The writer Ayad Akhtar, president of PEN America, said this Friday that he never saw Rushdie with bodyguards, neither in the theater, nor in restaurants, nor in cultural events such as the one that ended in the brutal attack that has taken him to the hospital; in recent years, moreover, he had multiplied his outings. Akhtar noted that he and Rushdie, who once also chaired the PEN Club, never discussed the threats, and that the novelist seemed comfortable in public. On the scene of the Chaupauqua cultural center there were two agents of the security forces, who arrested the aggressor.

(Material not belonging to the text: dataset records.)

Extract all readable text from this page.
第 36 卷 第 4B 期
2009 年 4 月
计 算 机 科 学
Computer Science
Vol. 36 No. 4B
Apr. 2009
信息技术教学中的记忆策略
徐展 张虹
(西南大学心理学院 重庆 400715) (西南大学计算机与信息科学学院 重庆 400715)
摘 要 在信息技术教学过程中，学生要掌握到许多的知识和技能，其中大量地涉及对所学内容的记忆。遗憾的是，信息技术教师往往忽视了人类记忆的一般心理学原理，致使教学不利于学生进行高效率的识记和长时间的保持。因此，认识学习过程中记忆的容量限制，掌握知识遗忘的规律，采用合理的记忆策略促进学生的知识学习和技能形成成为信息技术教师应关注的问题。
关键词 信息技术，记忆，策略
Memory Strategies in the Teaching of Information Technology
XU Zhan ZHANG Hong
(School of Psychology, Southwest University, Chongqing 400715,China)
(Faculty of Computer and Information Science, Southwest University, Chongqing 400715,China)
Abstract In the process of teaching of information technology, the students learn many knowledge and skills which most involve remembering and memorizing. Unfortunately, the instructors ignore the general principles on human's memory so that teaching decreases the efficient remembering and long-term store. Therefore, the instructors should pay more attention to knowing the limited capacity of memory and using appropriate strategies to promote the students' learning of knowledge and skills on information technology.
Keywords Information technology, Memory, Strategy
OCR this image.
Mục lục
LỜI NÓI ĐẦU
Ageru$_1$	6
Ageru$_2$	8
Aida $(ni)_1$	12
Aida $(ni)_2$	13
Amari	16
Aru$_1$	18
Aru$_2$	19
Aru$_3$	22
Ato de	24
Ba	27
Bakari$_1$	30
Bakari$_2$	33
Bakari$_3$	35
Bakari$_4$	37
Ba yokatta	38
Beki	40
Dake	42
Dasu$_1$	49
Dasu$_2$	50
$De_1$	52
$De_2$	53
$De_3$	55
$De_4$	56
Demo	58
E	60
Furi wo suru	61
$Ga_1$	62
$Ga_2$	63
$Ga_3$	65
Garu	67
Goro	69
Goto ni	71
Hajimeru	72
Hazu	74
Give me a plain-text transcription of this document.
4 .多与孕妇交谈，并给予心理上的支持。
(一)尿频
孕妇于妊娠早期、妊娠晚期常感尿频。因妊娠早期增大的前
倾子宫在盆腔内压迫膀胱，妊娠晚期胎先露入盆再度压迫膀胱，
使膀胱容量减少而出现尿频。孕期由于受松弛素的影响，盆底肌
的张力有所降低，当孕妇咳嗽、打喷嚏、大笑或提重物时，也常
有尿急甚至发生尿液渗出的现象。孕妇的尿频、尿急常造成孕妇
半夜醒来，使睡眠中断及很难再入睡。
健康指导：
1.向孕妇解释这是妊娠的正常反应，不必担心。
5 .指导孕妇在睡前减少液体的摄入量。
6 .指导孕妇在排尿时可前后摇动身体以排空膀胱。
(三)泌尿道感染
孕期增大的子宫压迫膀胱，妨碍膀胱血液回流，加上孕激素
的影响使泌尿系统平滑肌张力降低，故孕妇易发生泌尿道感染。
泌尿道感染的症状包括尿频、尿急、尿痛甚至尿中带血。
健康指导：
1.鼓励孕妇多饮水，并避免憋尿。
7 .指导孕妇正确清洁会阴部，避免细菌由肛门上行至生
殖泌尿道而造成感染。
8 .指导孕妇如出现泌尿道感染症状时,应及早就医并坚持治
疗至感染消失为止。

That Rushdie was able to overcome fear does not imply that the threat lost its force. On the contrary, after the condemnation of Ayatollah Khomeini, the main architect of the Islamic revolution of 1979, the fatwa left a trail of blood around the world. At least 45 people were killed in protests over the book’s publication, including 12 people in Rushdie’s hometown. In 1991, a Japanese translator of the play was stabbed to death, a crime that has yet to be solved, and an Italian translator survived a knife attack. In 1993, the Norwegian publisher was shot three times, although he survived. We would have to wait until the wave of protests triggered by the so-called Muhammad cartoons in 2006 to witness another episode of religious hysteria like the one that followed Rushdie’s book. Cases similar to his, of writers threatened by different powers, are not in short supply: there is the Sicilian writer Roberto Saviano, hiding from the mafia, whose violent methods he described in his books.
Eternal contender for the Nobel Prize for Literature, stubborn champion of freedom of expression against any type of fundamentalism, Rushdie continued to live as a celebrity who seemed to attract the spotlight, disdaining a threat that was more deaf every day. But, despite the fact that relations between the United Kingdom and Iran returned to a certain level of normality after Khomeini’s death in 1989, the fatwa remained in force. Khomeini’s successor, Grand Ayatollah Ali Khamenei, never revoked it, and ten years had to pass, until 1998, when, after arduous diplomatic negotiations between London and Tehran, the theocratic regime formally disassociated itself from the sentence.
Rushdie, meanwhile, had shown a conciliatory spirit, with certain concessions to his critics: he met privately with some British Muslim leaders, to whom he said that he accepted the basic principles of Islam, and even proposed not to take the satanic verses in pocket edition. He later admitted that his conversion had been the product of desperation, not faith, and settled into a religious denialism that made him a “hardline atheist.”
But the threat was still there, with new institutions contributing to the $3 million bounty on his head. In 2016, dozens of regime media contributed $300,000 to the cause. The messages from Tehran were misleading to say the least. As the years passed, the authorities began to hint that the sentence would not be carried out, while insisting that, theologically speaking, a fatwa is never revoked. Beginning in 1998, after the Iranian theocracy formally disassociated itself from the conviction, Salman Rushdie resumed the conventional life of a literary celebrity. Until this Friday in the idyllic rural town of Chaupauqua, a haven of peace that serves as a refuge for authors, like him, who are threatened.